Anderson’s coverage of the various elements that make up the life of an active astronaut are comprehensive. We get a chapter devoted to the design of mission patches, and a chapter devoted to the operation of the ISS toilet. His description of the trials of re-adaptation to Earth gravity after five months in space is graphic; don’t plan on reading that chapter while eating. But while all the elements are there, they suffer greatly from not being arranged chronologically. Events from before his first launch are described after his return, and bits and pieces of his stay aboard ISS are presented with no discernable pattern.

There’s one part of this story that’s tough to get a handle on. By Anderson’s admission, he made some mistakes in dealing with his teammates in Mission Control and his bosses in the NASA bureaucracy, and those mistakes eventually led to the statement from the head of the Astronaut Office that he’d likely never fly again.

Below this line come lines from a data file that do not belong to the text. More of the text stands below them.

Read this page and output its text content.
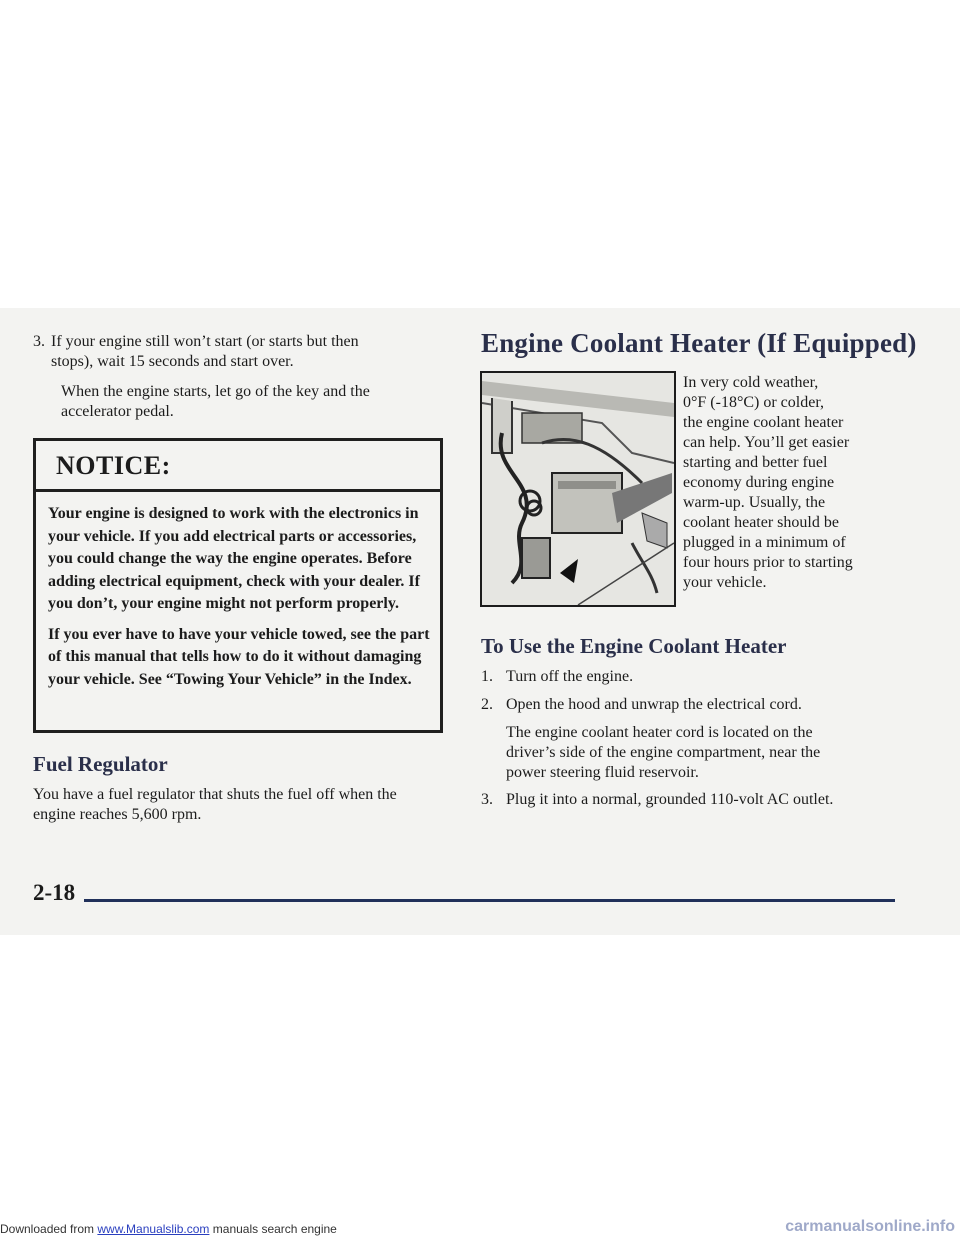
3. If your engine still won’t start (or starts but then
stops), wait 15 seconds and start over.
When the engine starts, let go of the key and the
accelerator pedal.
NOTICE:

Your engine is designed to work with the electronics in your vehicle. If you add electrical parts or accessories, you could change the way the engine operates. Before adding electrical equipment, check with your dealer. If you don’t, your engine might not perform properly.

If you ever have to have your vehicle towed, see the part of this manual that tells how to do it without damaging your vehicle. See “Towing Your Vehicle” in the Index.

Fuel Regulator
You have a fuel regulator that shuts the fuel off when the
engine reaches 5,600 rpm.
Engine Coolant Heater (If Equipped)
In very cold weather,
0°F (-18°C) or colder,
the engine coolant heater
can help. You’ll get easier
starting and better fuel
economy during engine
warm-up. Usually, the
coolant heater should be
plugged in a minimum of
four hours prior to starting
your vehicle.
To Use the Engine Coolant Heater
1. Turn off the engine.
2. Open the hood and unwrap the electrical cord.
The engine coolant heater cord is located on the
driver’s side of the engine compartment, near the
power steering fluid reservoir.
3. Plug it into a normal, grounded 110-volt AC outlet.
2-18
Downloaded from www.Manualslib.com manuals search engine	carmanualsonline.info
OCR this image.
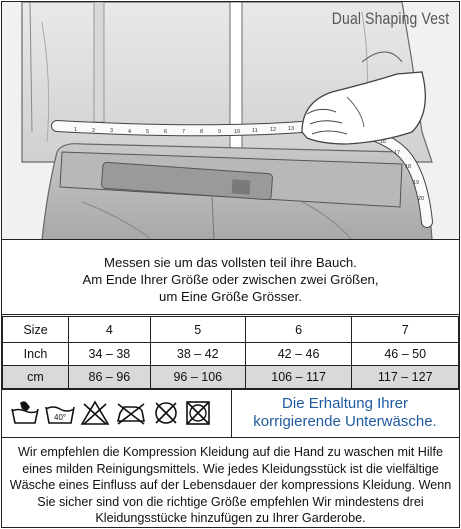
1	2	3	4	5	6	7	8	9 10 11 12 13
16
17
18
19
20
Dual Shaping Vest
Messen sie um das vollsten teil ihre Bauch.
Am Ende Ihrer Größe oder zwischen zwei Größen,
um Eine Größe Grösser.
Size	4	5	6	7
Inch	34 – 38	38 – 42	42 – 46	46 – 50
cm	86 – 96	96 – 106	106 – 117	117 – 127
40°
Die Erhaltung Ihrer
korrigierende Unterwäsche.
Wir empfehlen die Kompression Kleidung auf die Hand zu waschen mit Hilfe eines milden Reinigungsmittels. Wie jedes Kleidungsstück ist die vielfältige Wäsche eines Einfluss auf der Lebensdauer der kompressions Kleidung. Wenn Sie sicher sind von die richtige Größe empfehlen Wir mindestens drei Kleidungsstücke hinzufügen zu Ihrer Garderobe.
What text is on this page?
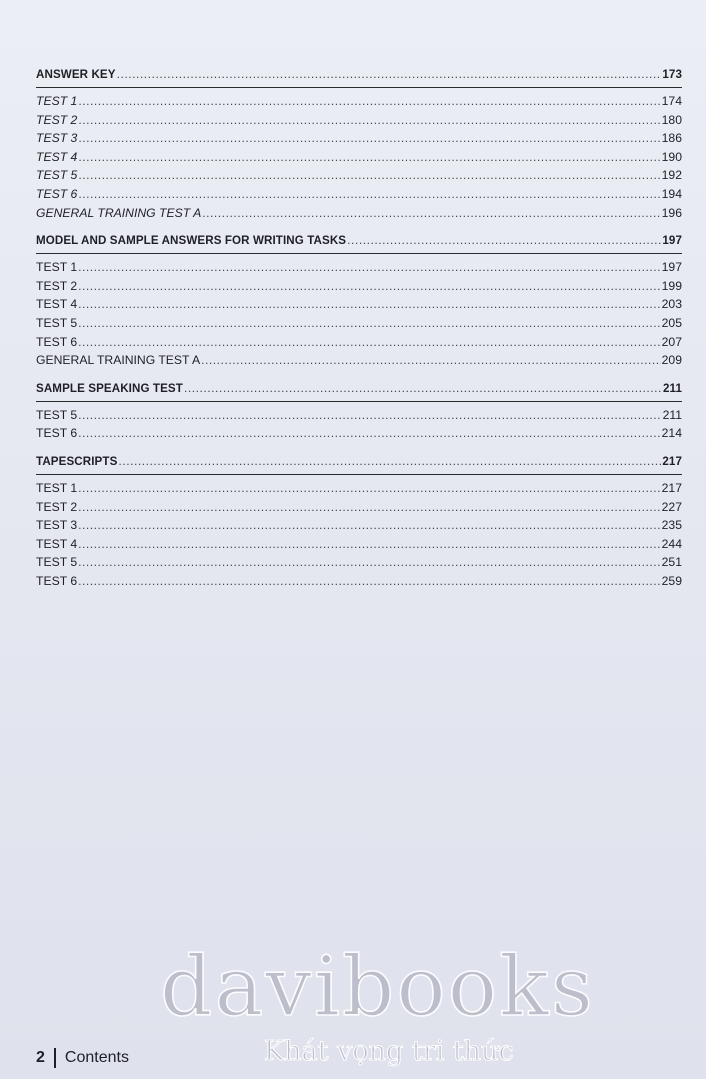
ANSWER KEY .....	173
TEST 1 .....	174
TEST 2 .....	180
TEST 3 .....	186
TEST 4 .....	190
TEST 5 .....	192
TEST 6 .....	194
GENERAL TRAINING TEST A .....	196
MODEL AND SAMPLE ANSWERS FOR WRITING TASKS .....	197
TEST 1 .....	197
TEST 2 .....	199
TEST 4 .....	203
TEST 5 .....	205
TEST 6 .....	207
GENERAL TRAINING TEST A .....	209
SAMPLE SPEAKING TEST .....	211
TEST 5 .....	211
TEST 6 .....	214
TAPESCRIPTS .....	217
TEST 1 .....	217
TEST 2 .....	227
TEST 3 .....	235
TEST 4 .....	244
TEST 5 .....	251
TEST 6 .....	259
davibooks
Khát vọng tri thức
2 Contents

Being marked as “not a team player” is the ultimate sin when it comes to being selected for long missions aboard ISS. Yet when Anderson lists his offenses, they don’t seem to be bad enough to ground him. This reader was left wondering what I’d have thought about him if I’d had a closer seat to the events he describes. It’s clear he sees himself as someone striving for excellence, whose attempts to get others to see his point of view were misunderstood.

As autobiography, this book misses the highest mark of poetry and insight set by a few of Anderson’s peers in the astronaut corps. It is, however, a solid member of the class, which is what he always aspired to be in his personal and professional life.